The M20 will again close overnight between junctions 7 and 9 (coastbound) and junctions 9 and 8 (London-bound) at 8pm on Sunday 13 December for removal of traffic management on the coastbound carriageway.
When the M20 reopens by 8am on Monday 14 December, the coastbound carriageway will be back to normal, with all traffic management removed. The London-bound carriageway will be open but some traffic management – including the moveable barrier – will still be in place. Speed restrictions will apply. The London-bound carriageway will be closed overnight between junctions 9 and 8 at 8pm on Monday 14 December with the moveable barrier being moved to the far side of the hard shoulder.
The London-bound M20 will reopen by 8am on Tuesday 15 December, with the M20 back to its normal layout in both directions, with three lanes operating at the national speed limit.
Uncertainty for businesses
Even in the event of a deal businesses and haulage firms are expecting delays at the ports after the transition period.
Heidi Skinner from Logistics UK, which represents hauliers, says there is 'no good solution for traffic disruption',
"No business likes uncertainty and we'd like to see is a much clearer direction is to how this will progress. We are still waiting with very few days to go to know what sort of situation hauliers will have with access to the continent. There's a very complicated system that hauliers are required to get permits to access the continent if we don't have a deal. Otherwise we have to get bilateral trade agreements in place. This is very worrying situation for hauliers who are used to having free access to the continent and with such a short space of time they're now learning whether they do or do not have permits to go across to the EU."

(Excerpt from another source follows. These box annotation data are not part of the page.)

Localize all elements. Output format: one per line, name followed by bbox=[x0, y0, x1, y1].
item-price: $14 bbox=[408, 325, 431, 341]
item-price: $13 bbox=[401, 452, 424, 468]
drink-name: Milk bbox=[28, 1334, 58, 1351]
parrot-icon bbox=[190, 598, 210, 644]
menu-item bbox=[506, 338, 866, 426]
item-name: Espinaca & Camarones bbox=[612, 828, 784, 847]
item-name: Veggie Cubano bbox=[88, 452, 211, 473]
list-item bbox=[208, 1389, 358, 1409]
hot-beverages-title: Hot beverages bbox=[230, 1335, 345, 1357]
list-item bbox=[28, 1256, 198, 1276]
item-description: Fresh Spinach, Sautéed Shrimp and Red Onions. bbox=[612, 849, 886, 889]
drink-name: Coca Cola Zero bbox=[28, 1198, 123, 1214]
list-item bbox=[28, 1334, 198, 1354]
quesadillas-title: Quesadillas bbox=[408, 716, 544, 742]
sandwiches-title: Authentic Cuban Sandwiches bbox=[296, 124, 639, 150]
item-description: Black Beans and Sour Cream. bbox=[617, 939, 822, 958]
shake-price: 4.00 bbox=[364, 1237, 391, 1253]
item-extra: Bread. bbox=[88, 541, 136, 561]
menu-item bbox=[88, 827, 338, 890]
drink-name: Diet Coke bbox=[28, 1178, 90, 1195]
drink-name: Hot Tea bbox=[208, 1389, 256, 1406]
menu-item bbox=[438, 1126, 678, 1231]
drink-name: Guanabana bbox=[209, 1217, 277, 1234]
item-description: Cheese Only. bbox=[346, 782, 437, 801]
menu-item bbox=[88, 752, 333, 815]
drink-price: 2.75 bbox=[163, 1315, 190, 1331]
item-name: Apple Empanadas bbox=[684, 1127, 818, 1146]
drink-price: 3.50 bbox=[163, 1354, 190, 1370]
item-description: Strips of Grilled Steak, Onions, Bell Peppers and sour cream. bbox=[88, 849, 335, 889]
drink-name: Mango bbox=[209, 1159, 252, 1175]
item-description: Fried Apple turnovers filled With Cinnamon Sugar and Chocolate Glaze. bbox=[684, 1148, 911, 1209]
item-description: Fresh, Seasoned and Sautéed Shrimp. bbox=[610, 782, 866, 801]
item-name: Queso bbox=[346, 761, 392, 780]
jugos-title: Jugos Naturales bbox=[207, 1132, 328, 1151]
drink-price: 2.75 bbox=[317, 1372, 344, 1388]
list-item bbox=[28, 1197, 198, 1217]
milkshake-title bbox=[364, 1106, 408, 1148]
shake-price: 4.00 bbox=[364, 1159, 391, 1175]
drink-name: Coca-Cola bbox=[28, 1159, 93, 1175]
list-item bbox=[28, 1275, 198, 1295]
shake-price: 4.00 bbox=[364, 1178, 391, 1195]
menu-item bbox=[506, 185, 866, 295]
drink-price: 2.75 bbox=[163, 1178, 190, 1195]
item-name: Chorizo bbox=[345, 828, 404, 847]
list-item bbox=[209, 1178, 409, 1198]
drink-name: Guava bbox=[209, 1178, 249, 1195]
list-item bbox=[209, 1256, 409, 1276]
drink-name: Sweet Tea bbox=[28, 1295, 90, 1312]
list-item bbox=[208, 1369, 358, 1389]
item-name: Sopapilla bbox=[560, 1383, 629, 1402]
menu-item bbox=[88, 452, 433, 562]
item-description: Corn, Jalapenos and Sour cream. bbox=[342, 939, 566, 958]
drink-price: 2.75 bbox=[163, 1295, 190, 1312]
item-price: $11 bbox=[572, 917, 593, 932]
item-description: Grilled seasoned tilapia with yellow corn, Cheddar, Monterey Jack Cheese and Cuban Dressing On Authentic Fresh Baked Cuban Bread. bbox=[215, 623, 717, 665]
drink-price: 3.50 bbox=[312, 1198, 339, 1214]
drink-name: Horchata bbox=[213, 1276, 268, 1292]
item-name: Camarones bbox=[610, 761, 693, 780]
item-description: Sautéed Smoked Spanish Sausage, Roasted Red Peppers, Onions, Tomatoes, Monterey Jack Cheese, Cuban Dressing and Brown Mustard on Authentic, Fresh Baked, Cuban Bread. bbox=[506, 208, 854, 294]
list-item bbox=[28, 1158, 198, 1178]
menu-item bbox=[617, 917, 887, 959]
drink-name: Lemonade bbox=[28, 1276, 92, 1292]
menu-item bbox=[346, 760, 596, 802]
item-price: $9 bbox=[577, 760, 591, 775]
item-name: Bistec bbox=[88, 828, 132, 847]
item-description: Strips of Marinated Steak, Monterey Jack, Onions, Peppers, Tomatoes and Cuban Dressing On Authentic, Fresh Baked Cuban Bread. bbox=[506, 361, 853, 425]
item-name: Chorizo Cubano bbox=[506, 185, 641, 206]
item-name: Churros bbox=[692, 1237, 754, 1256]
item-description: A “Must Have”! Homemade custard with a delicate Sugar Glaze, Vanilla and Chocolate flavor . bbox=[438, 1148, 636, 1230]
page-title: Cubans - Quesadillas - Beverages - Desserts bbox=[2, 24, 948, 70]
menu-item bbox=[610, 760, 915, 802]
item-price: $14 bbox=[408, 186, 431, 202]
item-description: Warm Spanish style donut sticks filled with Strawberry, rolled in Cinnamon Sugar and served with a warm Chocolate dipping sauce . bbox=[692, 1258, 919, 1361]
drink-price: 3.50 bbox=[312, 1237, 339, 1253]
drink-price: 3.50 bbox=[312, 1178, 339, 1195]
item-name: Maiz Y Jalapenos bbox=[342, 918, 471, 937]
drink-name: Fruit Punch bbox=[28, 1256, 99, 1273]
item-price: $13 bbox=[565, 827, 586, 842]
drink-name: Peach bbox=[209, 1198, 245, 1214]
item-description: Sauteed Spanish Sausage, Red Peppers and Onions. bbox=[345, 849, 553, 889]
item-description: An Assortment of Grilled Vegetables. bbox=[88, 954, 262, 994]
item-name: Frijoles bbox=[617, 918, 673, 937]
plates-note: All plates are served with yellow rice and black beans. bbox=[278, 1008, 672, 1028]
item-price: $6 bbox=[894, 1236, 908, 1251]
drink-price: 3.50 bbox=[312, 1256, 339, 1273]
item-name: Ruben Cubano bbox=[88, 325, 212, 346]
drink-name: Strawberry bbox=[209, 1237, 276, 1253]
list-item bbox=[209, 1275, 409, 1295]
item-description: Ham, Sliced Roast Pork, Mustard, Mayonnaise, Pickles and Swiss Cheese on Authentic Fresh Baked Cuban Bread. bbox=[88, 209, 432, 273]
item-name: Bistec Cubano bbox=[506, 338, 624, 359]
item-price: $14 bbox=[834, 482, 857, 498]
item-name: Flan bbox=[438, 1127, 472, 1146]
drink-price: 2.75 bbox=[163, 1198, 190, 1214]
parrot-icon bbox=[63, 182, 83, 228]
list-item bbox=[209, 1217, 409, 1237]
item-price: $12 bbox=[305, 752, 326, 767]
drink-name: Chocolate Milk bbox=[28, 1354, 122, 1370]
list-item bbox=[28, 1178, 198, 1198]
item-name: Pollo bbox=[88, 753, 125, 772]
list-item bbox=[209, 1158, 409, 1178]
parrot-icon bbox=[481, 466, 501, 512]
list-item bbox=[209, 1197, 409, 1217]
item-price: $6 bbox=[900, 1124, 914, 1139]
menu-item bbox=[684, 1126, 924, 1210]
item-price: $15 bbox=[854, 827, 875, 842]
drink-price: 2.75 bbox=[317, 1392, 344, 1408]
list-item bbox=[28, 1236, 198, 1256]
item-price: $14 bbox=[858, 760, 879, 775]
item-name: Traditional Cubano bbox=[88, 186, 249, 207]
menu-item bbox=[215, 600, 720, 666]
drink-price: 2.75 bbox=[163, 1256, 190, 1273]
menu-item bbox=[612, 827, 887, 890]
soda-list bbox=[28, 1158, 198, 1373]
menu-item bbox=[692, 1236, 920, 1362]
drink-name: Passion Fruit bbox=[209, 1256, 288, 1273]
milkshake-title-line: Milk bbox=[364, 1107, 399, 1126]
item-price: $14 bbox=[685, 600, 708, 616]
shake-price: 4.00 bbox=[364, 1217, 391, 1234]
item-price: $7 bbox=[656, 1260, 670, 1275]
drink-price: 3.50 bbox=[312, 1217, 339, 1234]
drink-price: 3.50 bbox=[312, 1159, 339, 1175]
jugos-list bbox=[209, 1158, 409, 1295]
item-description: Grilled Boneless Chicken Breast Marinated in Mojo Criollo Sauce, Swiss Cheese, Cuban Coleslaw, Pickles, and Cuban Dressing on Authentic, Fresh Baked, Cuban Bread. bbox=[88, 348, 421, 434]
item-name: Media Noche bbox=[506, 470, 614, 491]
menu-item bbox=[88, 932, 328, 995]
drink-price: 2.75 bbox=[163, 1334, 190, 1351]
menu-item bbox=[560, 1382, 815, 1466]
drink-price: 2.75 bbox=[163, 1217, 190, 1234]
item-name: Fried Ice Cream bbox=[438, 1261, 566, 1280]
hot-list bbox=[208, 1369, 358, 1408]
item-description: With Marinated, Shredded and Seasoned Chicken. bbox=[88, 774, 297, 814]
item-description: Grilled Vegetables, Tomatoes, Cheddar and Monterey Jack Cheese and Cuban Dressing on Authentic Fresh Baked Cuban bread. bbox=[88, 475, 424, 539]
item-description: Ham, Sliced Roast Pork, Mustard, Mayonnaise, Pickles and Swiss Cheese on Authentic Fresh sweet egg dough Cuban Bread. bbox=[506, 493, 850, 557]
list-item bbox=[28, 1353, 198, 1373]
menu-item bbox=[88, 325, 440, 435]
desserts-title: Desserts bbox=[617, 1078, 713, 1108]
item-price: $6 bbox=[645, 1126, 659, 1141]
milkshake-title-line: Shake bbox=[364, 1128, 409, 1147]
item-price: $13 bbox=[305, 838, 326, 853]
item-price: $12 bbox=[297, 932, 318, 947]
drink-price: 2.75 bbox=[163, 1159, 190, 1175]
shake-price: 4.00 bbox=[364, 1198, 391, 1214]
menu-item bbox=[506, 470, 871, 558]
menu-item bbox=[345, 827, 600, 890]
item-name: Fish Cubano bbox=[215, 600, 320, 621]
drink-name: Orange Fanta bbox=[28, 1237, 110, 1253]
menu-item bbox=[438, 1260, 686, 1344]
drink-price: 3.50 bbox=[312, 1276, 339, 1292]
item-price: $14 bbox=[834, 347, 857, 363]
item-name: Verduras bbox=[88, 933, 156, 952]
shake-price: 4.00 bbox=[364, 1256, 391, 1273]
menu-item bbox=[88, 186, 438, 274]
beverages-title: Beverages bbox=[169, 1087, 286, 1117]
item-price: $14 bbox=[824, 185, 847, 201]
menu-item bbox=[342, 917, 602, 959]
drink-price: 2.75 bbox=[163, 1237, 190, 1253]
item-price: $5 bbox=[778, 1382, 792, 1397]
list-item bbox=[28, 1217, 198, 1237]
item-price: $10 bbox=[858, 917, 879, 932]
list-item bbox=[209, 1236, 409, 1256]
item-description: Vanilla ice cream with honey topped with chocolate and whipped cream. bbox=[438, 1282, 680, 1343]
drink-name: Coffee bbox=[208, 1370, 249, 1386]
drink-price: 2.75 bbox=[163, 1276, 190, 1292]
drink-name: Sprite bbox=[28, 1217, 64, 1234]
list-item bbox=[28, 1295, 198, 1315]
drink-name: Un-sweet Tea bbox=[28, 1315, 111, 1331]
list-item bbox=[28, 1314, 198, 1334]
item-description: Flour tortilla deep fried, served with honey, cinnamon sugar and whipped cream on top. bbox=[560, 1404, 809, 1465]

"No businesses want to be in queues that costs time and money.We've got supply chains that are working on a just in time delivery basis, that are used to accessing the border quickly and efficiently . We don't want to see any queues at the border and it is vital we keep these supply chains moving."
Chris Wolfe is the owner of South East flowers. A wholesaler based in Ashford. She says the situation will be carnage,
"I think it's going to be carnage really. I'm hugely concerned we've been through Operation Stack many times. Being situated within Ashford we're right in the thick of it. Deal or no deal Brexit is going to have an impact on the transport of our flowers. Logistically it's going to be a problem as well as what happens on the financial side.
"We will probably start to work 24 hours advance. We normally receive our deliveries at 1am in the morning but if we're not receiving our flowers until the afternoon we will have to work a day ahead."
'Operation Brock will keep Kent moving'
Highways England south east operations director Nicola Bell said:
"We have again worked extensively with our partners in Kent and are confident that this test will provide a valuable dress rehearsal into the operation of our Kent-wide port disruption contingency measures. The test will help us to fine tune Operation Brock, finding ways to make the deployment quicker whenever the barrier is needed, whether it be in preparation for transition, or other disruption to cross-channel services.
"Operation Brock will keep Kent moving, and we thank road users in advance for their patience while the test is taking place."
Transport Secretary Grant Shapps said:
"Kent is a critical link to one of our busiest trade routes, and this state-of-the-art technology will ensure that we can keep the local road network moving.
"Testing this barrier now will ensure that if the system is needed it can be quickly and safely deployed, helping drivers get to where they need to be - even in the event of disruption at the end of the transition period and to assist with any other future disruption caused for any reason."